After he has picked himself up, tried, unsuccessfully, to open the door and helped himself to a vodka, O’Toole embarks on a series of anecdotes and reminiscences about Soho past and present, childhood, death, women, racing and drink. Many of the characters are brought on to the stage for sharp little vignettes, played with great virtuosity by Timothy Ackroyd, Sarah Berger, Annabel Lejeffrey2venton and, notably, the talented and funny Royce Mills. But it is Peter O’Toole who anchors the production with his great charm and excellent timing. Most of the jokes and stories are good, many of them hilarious. And, with a drink-befuddled voice that manages to be both whimsical and elegiac, he beguiles you into this demi-monde and makes its rules of conduct seem almost normal.

The script, while based upon Bernard’s life and writings, is composed by Keith Waterhouse. Much of the credit for the success of the production must go to him. There must have been some danger that material that is touching and amusing in a short weekly column would not stay the distance of an evening. So, by allowing this dramatisation, Jeffrey Bernard ran the great risk of turning himself into the creature he so eloquently abhors, the buttonholing pub bore. Waterhouse deftly avoids this pitfall by mining his subject for its variety, wisdom and wit.

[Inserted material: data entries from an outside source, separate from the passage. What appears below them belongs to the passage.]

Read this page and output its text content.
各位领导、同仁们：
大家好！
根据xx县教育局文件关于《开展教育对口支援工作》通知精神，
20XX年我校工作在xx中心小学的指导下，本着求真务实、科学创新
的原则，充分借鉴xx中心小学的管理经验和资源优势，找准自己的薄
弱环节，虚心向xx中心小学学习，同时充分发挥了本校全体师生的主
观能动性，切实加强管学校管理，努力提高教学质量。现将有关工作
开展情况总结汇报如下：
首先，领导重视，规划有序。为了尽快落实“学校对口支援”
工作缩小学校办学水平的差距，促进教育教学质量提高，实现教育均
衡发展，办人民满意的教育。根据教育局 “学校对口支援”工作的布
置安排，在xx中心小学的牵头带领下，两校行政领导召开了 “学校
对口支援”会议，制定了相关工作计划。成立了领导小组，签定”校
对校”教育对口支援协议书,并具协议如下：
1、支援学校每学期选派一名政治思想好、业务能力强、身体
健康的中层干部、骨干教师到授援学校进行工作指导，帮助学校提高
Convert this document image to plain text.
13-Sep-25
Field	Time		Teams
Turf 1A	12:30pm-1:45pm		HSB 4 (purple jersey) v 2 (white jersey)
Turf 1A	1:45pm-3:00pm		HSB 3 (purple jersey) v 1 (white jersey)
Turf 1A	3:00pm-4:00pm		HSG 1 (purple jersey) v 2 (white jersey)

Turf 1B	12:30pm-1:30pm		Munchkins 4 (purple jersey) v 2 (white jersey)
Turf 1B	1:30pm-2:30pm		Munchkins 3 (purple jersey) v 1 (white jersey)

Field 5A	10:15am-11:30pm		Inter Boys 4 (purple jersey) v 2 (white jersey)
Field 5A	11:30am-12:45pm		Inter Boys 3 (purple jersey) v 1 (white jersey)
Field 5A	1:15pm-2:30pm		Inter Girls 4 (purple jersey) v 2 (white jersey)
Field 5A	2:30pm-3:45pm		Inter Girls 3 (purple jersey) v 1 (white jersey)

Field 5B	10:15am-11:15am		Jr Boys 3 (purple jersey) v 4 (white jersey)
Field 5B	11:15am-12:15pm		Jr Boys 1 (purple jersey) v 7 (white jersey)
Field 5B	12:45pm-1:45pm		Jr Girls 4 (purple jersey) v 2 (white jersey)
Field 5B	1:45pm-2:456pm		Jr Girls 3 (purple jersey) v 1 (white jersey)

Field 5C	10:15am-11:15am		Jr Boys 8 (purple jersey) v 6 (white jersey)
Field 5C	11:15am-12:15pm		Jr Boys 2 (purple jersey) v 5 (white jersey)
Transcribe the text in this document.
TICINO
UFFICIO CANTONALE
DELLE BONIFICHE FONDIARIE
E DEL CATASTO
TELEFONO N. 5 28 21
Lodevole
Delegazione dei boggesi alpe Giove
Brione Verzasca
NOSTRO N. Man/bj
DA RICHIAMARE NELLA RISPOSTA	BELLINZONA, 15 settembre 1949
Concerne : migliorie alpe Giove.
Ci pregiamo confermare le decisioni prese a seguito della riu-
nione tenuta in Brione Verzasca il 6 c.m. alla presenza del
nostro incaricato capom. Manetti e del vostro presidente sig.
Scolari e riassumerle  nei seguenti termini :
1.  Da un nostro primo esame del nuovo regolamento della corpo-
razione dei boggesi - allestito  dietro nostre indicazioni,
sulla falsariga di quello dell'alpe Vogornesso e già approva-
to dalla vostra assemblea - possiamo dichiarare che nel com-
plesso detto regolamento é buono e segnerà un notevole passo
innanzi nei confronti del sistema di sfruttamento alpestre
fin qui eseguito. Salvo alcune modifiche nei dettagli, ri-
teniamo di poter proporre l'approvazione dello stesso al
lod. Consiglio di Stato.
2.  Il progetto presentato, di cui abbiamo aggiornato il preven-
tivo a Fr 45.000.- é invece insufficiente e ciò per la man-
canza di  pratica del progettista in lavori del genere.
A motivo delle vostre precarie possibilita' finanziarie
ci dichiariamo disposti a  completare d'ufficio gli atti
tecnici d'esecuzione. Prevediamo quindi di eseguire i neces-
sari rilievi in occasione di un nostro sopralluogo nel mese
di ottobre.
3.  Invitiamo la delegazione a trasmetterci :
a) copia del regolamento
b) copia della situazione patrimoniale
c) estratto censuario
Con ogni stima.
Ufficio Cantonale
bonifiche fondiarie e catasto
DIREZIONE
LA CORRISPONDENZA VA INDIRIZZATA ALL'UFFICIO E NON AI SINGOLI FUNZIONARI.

Is the production authentic? Is the sage chronicler of Low Life this engaging, or has Waterhouse played down Bernard’s self-pity and self- censure — the latter being, as Dr Johnson remarked, an invidious form of self-love? You can check up for yourselves each week a few pages on from this column. In the meantime, I can, without any hint of a conflict of interest, recommend this production in the most quotable form possible as

‘A triumphant and witty excursion into the Lower Depths by England’s foremost pub philosopher; Peter O’Toole is magnificent’

Safe in the knowledge that it will be a deserved hit without this incestuous, but sincere, endorsement.